Warming Affects Survival Potential

The story that emerged showed that warming is increasing the risk of prey mismatch for cod larvae through changes in both timing of prey production and larval metabolic demands. Projected future warming will likely further increase prey mismatch vulnerability for cod larvae across all regions.

“We already knew from rearing cod in the lab that larvae are really sensitive to temperature,” Laurel said. “But it was really surprising when we put all the pieces together and saw their response in these systems. Looking at all these things together, you see how larval habitat can change among years.”

The effect of the heatwave on survival potential of cod larvae was greater in the Gulf of Alaska than in the Bering Sea. The drivers of mismatch were fundamentally different between the two systems.

In the Bering Sea, timing of prey production has historically been more variable, but mismatch effects continue to be buffered by cooler temperatures.

“Spring plankton production in the Bering Sea is tied to the timing and extent of sea ice cover, which fluctuates widely from year to year,” Laurel said. “But cooler temperatures in the Bering Sea buffer food demands of fish larvae so that they are not as sensitive to timing.”

In the Gulf of Alaska, the timing of prey production historically has been less variable, but warmer temperatures mean larvae are more sensitive to variability. Larvae use yolk sac reserves faster and have less time to find food once they are depleted.

“Climate warming means both higher metabolic demands and shifts in the timing of prey production,” Laurel said. “In the Gulf of Alaska, young cod are facing double jeopardy."

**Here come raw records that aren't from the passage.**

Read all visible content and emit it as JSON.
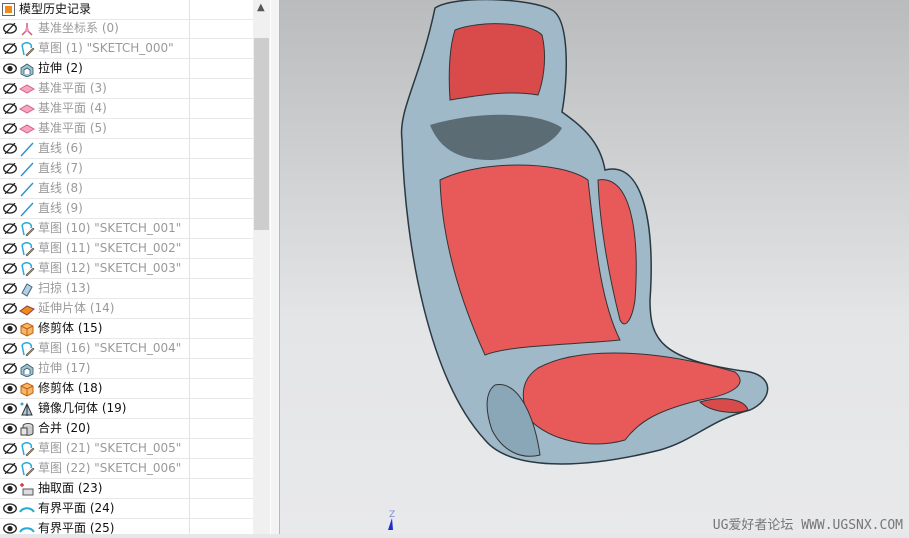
{
  "panel": {
    "title": "模型历史记录",
    "items": [
      {
        "label": "基准坐标系 (0)",
        "visible": false,
        "icon": "datum-csys-icon"
      },
      {
        "label": "草图 (1) \"SKETCH_000\"",
        "visible": false,
        "icon": "sketch-icon"
      },
      {
        "label": "拉伸 (2)",
        "visible": true,
        "icon": "extrude-icon"
      },
      {
        "label": "基准平面 (3)",
        "visible": false,
        "icon": "datum-plane-icon"
      },
      {
        "label": "基准平面 (4)",
        "visible": false,
        "icon": "datum-plane-icon"
      },
      {
        "label": "基准平面 (5)",
        "visible": false,
        "icon": "datum-plane-icon"
      },
      {
        "label": "直线 (6)",
        "visible": false,
        "icon": "line-icon"
      },
      {
        "label": "直线 (7)",
        "visible": false,
        "icon": "line-icon"
      },
      {
        "label": "直线 (8)",
        "visible": false,
        "icon": "line-icon"
      },
      {
        "label": "直线 (9)",
        "visible": false,
        "icon": "line-icon"
      },
      {
        "label": "草图 (10) \"SKETCH_001\"",
        "visible": false,
        "icon": "sketch-icon"
      },
      {
        "label": "草图 (11) \"SKETCH_002\"",
        "visible": false,
        "icon": "sketch-icon"
      },
      {
        "label": "草图 (12) \"SKETCH_003\"",
        "visible": false,
        "icon": "sketch-icon"
      },
      {
        "label": "扫掠 (13)",
        "visible": false,
        "icon": "sweep-icon"
      },
      {
        "label": "延伸片体 (14)",
        "visible": false,
        "icon": "extend-sheet-icon"
      },
      {
        "label": "修剪体 (15)",
        "visible": true,
        "icon": "trim-body-icon"
      },
      {
        "label": "草图 (16) \"SKETCH_004\"",
        "visible": false,
        "icon": "sketch-icon"
      },
      {
        "label": "拉伸 (17)",
        "visible": false,
        "icon": "extrude-icon"
      },
      {
        "label": "修剪体 (18)",
        "visible": true,
        "icon": "trim-body-icon"
      },
      {
        "label": "镜像几何体 (19)",
        "visible": true,
        "icon": "mirror-geometry-icon"
      },
      {
        "label": "合并 (20)",
        "visible": true,
        "icon": "unite-icon"
      },
      {
        "label": "草图 (21) \"SKETCH_005\"",
        "visible": false,
        "icon": "sketch-icon"
      },
      {
        "label": "草图 (22) \"SKETCH_006\"",
        "visible": false,
        "icon": "sketch-icon"
      },
      {
        "label": "抽取面 (23)",
        "visible": true,
        "icon": "extract-face-icon"
      },
      {
        "label": "有界平面 (24)",
        "visible": true,
        "icon": "bounded-plane-icon"
      },
      {
        "label": "有界平面 (25)",
        "visible": true,
        "icon": "bounded-plane-icon"
      }
    ]
  },
  "viewport": {
    "axis_label": "Z",
    "watermark": "UG爱好者论坛 WWW.UGSNX.COM",
    "shell_color": "#9fb9c9",
    "face_color": "#e85a5a"
  }
}
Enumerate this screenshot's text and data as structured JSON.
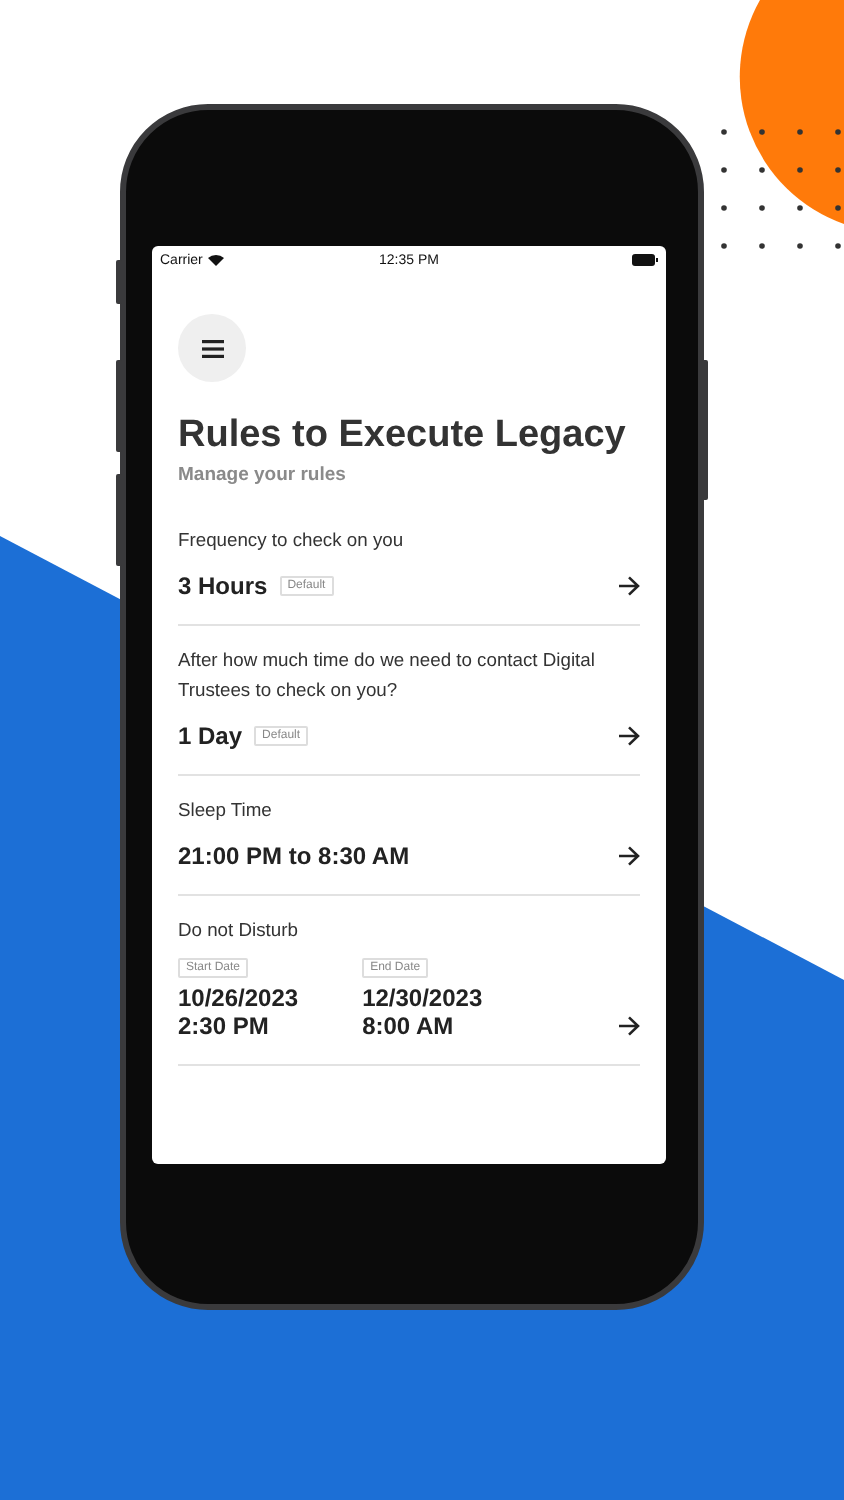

Five photos of Pacific Cod larva siblings under different controlled temperature settings.
Under warmer temperatures, Pacific cod larvae lose their yolk faster and consequently have less time to begin first feeding. Photos show sibling three-day-old larvae reared under controlled temperature conditions in the laboratory. Photo: NOAA Fisheries

Early Life Conditions Provide a Window Into Future Cod Stocks

“Our findings illustrate the complexity of temperature effects. We saw both obvious direct effects and really surprising indirect effects,” Laurel said. “The story really shows how warming can quickly unravel an ecosystem through intertwined processes.”

The new habitat models expand on match-mismatch theory, providing a tool that can be used to examine how fish populations experience different levels of climate stress across regions.

“The match-mismatch hypothesis has been around for decades, but only in one dimension: timing. We’ve built on that foundation by adding spatial and metabolic components,” Laurel said.

Understanding how environmental conditions affect early life survival provides a window into their recruitment potential: how many fish will be available to the commercial fishery in three years.

“Now we have another early warning metric for stock status that can potentially be used for improving ecosystem-based fisheries management in Alaska,” Laurel said.

This research was a collaborative effort among NOAA Fisheries, Alaska Fisheries Science Center (Benjamin Laurel, Thomas Hurst, Janet Duffy-Anderson); NOAA Fisheries, Northwest Fisheries Science Center (Mary Hunsicker), Oregon State University (Lorenzo Ciannelli, Robert O’Malley, Michael Behrenfeld).